The portable device was shown at a large-scale exercise during an international disaster response expo near Moscow on Saturday, local media reported.
The technology allows responders to intercept any “unauthorized” UAVs operating in disaster areas and bring them into “forced landings.” The presence of civilian drones during disasters has long been a problem for response teams since they risk disrupting the work of relief aircraft, like air tankers water-bombing or medevac helicopters.
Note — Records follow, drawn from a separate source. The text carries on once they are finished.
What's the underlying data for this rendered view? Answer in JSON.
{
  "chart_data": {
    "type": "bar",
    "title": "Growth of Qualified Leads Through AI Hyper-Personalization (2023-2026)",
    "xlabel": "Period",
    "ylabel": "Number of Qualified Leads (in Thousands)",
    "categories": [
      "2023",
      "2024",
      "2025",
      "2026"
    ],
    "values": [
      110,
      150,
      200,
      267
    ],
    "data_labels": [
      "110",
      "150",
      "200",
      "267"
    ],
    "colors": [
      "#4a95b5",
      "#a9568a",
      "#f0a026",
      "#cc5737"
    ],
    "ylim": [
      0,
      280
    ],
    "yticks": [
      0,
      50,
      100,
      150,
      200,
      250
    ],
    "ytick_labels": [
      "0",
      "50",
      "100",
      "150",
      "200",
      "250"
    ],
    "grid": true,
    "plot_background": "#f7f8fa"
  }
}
The reports did not specify how exactly the new devices make drones land. Companies in different states provide various ways to combat UAVs, such as jamming their signal and taking control over the vehicles mid-flight. Others offer more ‘violent’ solutions, like shooting the drones down with nets and lasers.
There has been an upswing in anti-UAV technology in recent years in response to growing concerns over their spread and availability. In January, a few drones, operated by local enthusiasts, caused chaos and panic at Heathrow and Gatwick airports in London, delaying and grounding more than 1,000 flights.
There have also been reports of UAVs being used for terrorist attacks. In August, a pair of drones rigged with explosives was used in a plot to assassinate Venezuelan leader Nicolas Maduro. Similarly, militants in Syria deployed homemade UAVs several times to strike the Khmeimim Air Base, which houses Russian jets.